Overall sensitivity for the detection of melanoma or other high-grade PSLs improved from 70% on clinical and dermoscopic evaluation to 88% after MSDSLA information was provided (P<.0001), and specificity increased from 52% to 58% (P<.001). Diagnostic accuracy also improved from 59% on clinical evaluation to 69% after review of MSDSLA findings (P<.0001). The positive predictive value of biopsy decisions was 47% following clinical evaluation, which improved to 56% after evaluation of MSDSLA findings (P<.001), and the negative predictive value increased from 74% to 89% (P<.0001). The overall percentage of lesions selected for biopsy did not significantly change following MSDSLA data integration (57% vs 60%)(Figure). Given that similar numbers of lesions were biopsied with improved sensitivity and specificity, the integration of MSDSLA data into the biopsy decision led to an improved biopsy ratio (ratio of melanomas biopsied to total biopsies) and fewer unnecessary biopsies.

Comment

Our broad analysis further supported the findings of prior studies that decisions to biopsy clinically suspicious PSLs are more sensitive, specific, and accurate when practitioners are provided MSDSLA information following clinical examination.^2-8With no significant increase in the number of biopsies performed, the fact that all 5 of the standard diagnostic evaluation metrics (sensitivity, specificity, diagnostic accuracy, positive predictive value, negative predictive value) were improved after MSDSLA information was provided additionally supported this conclusion.

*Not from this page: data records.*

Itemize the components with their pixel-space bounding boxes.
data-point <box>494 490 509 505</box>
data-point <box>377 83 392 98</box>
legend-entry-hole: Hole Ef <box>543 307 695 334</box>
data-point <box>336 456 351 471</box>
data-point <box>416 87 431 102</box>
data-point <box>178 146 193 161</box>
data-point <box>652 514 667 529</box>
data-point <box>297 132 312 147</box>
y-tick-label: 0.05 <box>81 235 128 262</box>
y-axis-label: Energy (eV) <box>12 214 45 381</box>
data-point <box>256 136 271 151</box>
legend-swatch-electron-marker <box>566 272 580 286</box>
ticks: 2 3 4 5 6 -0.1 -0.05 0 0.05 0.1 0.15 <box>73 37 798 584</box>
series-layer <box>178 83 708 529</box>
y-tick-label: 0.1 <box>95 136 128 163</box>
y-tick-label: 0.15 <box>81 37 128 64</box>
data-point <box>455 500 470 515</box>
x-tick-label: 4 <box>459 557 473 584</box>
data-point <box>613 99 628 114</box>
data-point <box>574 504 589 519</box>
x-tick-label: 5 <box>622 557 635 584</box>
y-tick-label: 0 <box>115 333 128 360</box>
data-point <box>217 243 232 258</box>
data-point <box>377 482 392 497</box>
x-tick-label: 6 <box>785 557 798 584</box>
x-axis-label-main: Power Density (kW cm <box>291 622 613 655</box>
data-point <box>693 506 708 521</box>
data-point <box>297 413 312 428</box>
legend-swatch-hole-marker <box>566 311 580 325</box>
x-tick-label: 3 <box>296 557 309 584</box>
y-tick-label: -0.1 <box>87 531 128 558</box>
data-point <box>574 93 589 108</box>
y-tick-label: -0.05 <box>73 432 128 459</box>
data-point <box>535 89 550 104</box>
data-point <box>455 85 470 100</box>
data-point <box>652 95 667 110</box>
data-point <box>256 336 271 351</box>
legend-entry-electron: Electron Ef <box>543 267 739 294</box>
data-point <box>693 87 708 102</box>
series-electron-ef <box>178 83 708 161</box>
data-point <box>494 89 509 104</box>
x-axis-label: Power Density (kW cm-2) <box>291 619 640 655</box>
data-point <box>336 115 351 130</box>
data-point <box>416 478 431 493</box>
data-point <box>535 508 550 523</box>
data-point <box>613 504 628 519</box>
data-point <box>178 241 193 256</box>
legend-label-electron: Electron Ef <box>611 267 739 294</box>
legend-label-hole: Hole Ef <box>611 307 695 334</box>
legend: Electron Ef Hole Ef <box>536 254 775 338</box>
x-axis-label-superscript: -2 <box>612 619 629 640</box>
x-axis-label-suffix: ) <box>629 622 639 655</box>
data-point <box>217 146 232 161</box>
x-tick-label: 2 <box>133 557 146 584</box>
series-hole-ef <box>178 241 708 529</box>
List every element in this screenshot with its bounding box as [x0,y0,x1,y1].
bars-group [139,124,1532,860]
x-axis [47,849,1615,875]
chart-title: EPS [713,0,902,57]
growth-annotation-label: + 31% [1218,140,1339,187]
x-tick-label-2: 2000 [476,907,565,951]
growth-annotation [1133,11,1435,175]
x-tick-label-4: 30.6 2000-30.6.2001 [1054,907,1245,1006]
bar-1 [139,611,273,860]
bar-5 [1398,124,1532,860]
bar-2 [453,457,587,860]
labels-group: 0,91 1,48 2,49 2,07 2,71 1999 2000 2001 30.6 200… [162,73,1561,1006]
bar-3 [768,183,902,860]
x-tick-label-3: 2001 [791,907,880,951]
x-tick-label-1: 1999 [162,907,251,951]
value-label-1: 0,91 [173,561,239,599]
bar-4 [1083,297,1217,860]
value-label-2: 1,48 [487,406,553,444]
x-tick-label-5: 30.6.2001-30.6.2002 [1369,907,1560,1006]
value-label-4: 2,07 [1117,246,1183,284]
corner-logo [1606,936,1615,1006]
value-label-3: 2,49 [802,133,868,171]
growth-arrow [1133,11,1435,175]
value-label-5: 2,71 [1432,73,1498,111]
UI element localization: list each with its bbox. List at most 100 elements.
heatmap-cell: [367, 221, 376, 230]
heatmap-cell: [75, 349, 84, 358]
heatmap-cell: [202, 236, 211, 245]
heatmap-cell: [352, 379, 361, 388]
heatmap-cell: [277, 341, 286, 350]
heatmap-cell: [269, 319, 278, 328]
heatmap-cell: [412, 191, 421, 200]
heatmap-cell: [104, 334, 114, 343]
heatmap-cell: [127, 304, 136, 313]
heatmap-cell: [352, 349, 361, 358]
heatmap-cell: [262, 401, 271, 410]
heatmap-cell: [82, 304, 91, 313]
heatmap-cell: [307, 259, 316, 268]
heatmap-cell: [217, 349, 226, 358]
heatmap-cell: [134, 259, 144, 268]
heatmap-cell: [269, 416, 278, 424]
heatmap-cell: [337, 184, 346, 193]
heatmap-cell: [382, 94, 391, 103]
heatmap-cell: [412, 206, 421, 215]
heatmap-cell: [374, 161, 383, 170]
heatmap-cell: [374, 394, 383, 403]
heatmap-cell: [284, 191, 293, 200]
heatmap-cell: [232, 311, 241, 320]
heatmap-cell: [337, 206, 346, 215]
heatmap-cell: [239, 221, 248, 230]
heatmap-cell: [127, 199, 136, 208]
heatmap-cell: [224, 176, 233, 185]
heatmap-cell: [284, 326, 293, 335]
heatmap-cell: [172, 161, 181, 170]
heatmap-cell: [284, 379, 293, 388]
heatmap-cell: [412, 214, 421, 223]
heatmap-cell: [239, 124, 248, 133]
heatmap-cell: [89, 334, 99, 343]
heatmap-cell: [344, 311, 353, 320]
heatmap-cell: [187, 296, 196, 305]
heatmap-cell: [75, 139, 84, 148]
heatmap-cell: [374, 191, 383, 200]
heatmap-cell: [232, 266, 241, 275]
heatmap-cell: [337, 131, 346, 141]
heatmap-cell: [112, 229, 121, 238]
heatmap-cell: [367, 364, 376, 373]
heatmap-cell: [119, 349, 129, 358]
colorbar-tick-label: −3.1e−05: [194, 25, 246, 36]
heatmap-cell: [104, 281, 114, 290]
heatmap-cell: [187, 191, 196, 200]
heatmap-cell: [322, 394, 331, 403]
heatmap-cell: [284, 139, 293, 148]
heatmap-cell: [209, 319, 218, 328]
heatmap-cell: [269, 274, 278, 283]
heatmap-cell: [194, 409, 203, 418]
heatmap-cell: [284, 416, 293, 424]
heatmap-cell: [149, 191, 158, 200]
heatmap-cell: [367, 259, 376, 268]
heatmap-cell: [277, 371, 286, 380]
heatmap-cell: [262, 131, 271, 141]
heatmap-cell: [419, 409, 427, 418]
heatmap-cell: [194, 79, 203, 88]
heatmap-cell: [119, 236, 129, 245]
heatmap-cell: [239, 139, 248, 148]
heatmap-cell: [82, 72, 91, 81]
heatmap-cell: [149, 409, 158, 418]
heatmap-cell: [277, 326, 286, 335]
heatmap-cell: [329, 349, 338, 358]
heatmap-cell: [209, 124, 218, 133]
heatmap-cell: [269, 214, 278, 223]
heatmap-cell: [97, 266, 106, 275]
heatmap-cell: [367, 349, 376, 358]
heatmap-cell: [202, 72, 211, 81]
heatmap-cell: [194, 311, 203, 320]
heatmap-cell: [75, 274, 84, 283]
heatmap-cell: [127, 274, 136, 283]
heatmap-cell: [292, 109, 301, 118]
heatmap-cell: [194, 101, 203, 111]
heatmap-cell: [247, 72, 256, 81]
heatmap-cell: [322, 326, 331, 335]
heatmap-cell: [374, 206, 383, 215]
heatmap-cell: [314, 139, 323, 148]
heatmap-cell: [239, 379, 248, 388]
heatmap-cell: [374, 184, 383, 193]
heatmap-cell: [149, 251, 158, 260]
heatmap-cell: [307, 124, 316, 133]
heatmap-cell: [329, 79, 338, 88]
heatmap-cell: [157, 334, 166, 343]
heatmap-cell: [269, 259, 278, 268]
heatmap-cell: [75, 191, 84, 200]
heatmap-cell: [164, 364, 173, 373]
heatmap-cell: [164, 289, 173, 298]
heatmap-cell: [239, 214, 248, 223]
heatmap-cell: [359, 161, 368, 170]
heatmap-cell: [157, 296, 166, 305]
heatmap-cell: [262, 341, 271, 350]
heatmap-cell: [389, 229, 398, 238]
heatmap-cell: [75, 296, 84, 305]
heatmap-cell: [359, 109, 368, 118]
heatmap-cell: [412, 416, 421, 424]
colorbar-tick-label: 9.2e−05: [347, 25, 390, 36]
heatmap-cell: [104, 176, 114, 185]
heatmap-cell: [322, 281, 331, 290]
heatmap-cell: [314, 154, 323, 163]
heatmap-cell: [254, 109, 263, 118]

Given the evolution in health care economics, it is clear that greater emphasis will continue to be placed on superior, evidence-based, effective care. The reported diagnostic sensitivities and specificities of clinical evaluation and dermoscopy for melanoma detection vary widely throughout the literature, with sensitivities ranging from 58% to over 90% and specificities ranging from 77% to 99%.^9-11Diagnostic performance generally has been found to be higher among dermatologists than nondermatologists and is highest in specialized pigmented lesion clinics.¹²

Our study had several limitations. For this analysis to be more representative of lesion biopsy selection in the clinical setting, biopsy sensitivity (correctly identifying lesions appropriate for biopsy) vs melanoma sensitivity (identifying a lesion as melanoma) was used.¹³ The overall sensitivity found was within the range of prior studies,^2-8 but this approach may have potentially led to a lower specificity due to an increased number of lesions biopsied. Additionally, the melanomas selected for these studies were early (malignant melanoma in situ or mean thickness of invasive malignant melanoma of 0.3 mm), and the nonmelanomas (including low-grade dysplastic nevi) were not necessarily diagnostically straightforward. This may have led to the clinical and dermoscopic sensitivity and specificity noted being lower than in some prior studies.^9-11

The risk of missing a melanoma with MSDSLA devices has led manufacturers to strive for a high sensitivity for their devices, leading to lower specificity as a consequence. For this reason and other ambiguous practical considerations (eg, device and patient costs, difficulty with insurance reimbursement), the adoption of this technology into routine clinical practice has remained relatively static; however, using enhanced diagnostic technologies such as MSDSLA may help with more accurate identification of high-risk PSLs, thereby leading to earlier detection and overall less expensive, more cost-effective treatment of melanoma.